The two pools were at opposite ends of the building. The north side pool was fine. The other one was… not great. The south side of the building in general was creepy. Somebody told me once that they heard someone had been murdered on the third floor, somewhere on the south side. I never found out which apartment. Or any more details. More than one tenant told me that they felt like the south side had a dark energy. A creepy vibe. I believed it. I felt it when I was on call at night, and did my walk-arounds of the hallways.

The south pool sat far back in a remote corner of the building, under the overhang of the first-floor apartments. Yes, I said first floor. You see, the pool faced the upper level of the parking garage, and a row of dark windows that looked in on the equipment storage room. The pool area was generally agreed upon to be haunted. A few tenants even claimed to have seen the ghost of a workman in overalls and a wide-brimmed straw hat that cast his face into deep shadow.
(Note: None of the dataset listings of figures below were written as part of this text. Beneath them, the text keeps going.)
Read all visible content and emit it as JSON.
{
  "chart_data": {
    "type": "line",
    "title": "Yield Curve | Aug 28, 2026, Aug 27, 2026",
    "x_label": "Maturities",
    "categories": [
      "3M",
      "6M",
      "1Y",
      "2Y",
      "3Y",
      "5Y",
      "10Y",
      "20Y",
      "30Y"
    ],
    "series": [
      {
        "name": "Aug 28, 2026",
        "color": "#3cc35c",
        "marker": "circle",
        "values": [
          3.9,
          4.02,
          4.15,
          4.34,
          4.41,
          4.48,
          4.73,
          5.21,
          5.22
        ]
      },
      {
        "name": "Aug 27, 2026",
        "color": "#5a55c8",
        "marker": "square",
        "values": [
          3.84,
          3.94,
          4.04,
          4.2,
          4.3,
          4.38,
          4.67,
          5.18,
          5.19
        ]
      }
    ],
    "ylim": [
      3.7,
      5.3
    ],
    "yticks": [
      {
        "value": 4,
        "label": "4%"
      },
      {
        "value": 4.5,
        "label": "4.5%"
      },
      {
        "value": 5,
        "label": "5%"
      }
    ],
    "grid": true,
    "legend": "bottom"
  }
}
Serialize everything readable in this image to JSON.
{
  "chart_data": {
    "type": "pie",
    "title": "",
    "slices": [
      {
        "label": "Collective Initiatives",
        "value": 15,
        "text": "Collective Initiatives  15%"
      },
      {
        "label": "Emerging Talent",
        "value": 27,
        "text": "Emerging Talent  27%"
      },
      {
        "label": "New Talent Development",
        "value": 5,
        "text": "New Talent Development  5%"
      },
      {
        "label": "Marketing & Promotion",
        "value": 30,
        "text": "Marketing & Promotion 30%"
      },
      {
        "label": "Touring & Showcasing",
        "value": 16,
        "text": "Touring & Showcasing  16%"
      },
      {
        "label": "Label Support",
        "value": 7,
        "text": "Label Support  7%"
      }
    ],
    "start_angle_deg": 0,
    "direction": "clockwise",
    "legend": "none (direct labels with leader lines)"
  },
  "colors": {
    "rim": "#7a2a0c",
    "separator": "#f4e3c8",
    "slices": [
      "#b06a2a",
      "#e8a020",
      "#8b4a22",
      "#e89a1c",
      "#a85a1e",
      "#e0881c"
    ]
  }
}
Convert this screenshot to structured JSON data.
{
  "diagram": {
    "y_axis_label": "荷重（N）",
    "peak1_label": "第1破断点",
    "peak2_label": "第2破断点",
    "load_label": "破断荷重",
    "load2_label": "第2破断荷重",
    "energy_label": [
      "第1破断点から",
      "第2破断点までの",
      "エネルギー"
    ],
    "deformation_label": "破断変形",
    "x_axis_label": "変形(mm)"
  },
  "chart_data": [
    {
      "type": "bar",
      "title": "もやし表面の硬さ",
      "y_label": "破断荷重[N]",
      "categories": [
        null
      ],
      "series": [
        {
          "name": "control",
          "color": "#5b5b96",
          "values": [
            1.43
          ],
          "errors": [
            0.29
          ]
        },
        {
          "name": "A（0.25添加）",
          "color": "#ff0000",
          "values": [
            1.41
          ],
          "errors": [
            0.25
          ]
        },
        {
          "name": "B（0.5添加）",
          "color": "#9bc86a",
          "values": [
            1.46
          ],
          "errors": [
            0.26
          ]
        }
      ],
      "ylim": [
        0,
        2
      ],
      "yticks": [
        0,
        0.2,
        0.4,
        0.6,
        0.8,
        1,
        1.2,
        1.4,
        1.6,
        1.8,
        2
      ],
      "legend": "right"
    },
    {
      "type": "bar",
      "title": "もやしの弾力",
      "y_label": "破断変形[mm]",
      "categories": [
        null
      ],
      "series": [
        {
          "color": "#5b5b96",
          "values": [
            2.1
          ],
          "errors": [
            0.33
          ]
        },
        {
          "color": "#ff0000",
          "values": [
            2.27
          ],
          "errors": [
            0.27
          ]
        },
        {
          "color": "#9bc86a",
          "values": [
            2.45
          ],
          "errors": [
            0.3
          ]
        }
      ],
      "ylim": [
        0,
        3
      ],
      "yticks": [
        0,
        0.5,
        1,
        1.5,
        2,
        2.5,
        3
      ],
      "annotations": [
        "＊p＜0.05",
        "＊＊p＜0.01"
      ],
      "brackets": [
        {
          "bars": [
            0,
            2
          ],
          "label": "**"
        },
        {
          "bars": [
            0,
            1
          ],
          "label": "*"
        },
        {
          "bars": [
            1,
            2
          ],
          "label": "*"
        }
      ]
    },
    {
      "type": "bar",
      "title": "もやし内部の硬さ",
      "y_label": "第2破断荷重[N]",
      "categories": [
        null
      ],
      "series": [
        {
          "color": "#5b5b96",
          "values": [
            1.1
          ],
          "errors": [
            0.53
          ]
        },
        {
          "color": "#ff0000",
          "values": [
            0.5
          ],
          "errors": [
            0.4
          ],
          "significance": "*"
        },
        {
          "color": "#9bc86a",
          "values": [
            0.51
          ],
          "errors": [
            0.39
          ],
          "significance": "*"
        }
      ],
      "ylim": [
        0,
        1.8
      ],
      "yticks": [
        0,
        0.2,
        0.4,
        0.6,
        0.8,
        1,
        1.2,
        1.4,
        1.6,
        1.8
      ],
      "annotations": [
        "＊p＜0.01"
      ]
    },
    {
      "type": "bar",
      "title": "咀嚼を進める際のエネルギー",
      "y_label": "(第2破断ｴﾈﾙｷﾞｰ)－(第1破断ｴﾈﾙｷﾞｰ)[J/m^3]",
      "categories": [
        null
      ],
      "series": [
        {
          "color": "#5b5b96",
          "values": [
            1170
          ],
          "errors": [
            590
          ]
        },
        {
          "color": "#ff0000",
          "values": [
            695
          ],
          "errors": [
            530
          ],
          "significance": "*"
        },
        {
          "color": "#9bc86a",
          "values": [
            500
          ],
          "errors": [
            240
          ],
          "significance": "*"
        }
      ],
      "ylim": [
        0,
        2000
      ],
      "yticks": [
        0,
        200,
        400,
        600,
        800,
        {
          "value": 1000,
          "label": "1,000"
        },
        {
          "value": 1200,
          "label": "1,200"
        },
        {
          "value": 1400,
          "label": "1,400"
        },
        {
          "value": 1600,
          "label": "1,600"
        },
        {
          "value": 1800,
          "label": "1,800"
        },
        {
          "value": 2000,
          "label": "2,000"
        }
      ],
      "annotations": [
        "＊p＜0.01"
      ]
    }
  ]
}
I never saw the ghost. But, I hated going back there, walking into the eerie snowfall silence of that back corner. Anywhere else in the courtyards, every little noise bounced and rebounded like a superball. But that south corner was dead silent. You couldn’t even hear the traffic on Frampton Avenue. Eventually, the management company tore out the second pool and put in a jaccuzi. Which nobody had asked for, and very few people used. But, at least it made lots of noise whenever it was switched on.

At the end of Jacaranda Street, opposite the ghostful Spanish colonial, there used to be a crappy bungalow that at first was just unloved, with sagging curtains and a lawn left to grow tall and wild, but obviously still inhabited. They held a garage sale at one point. But, after a few years, it became an actual abandoned house, with boarded up windows and a chain link fence hastily erected around it. My friend told me she’d been to a party there. The backyard, she said, extended nearly halfway down the block behind Frampton Avenue. Not coincidentally, I was certain, there was one spot on Frampton that could not keep a store or a restaurant open for more than a few months. Even when the neighborhood got trendier, even when a famous comedy ensemble moved into the teensy weensy theater, and the sidewalk got annoying crowded on evenings and weekends, that one spot still struggled to hang on to a single business. By the time that bungalow finally got torn down, the chain link fence sagged with a near-impenetrable mass of vines. But, I could see that the lot went back a long, long way.

I don’t miss living at Jacaranda Pointe. I don’t miss the leaky roofs, or the cockroaches, or the long, silent hallways. I was very unhappy there, in the end. Most of my good memories are overshadowed by the bad ones. That’s the way of the world, I suppose. But, I do miss the neighborhood. I miss the Hollywood hills. I still don’t own a car. I don’t really need one. My new apartment is walking distance from the office, but of course nowadays I work from home, and only go out to make grocery runs. Sometimes on a Saturday, I’ll do my rambling through the the real estate listings on Redfin or Zillow, looking at the interiors of the houses I used to drive past and wonder about. I’ll bookmark the “reasonable” ones. In the one to three million range. Nothing too fancy. I don’t need a bunch of empty rooms. I’m just looking for my own cozy little tree house high above the city, where I can see the stars, and hear the palms whisper to one another all through the night, up in those beautiful, haunted hills.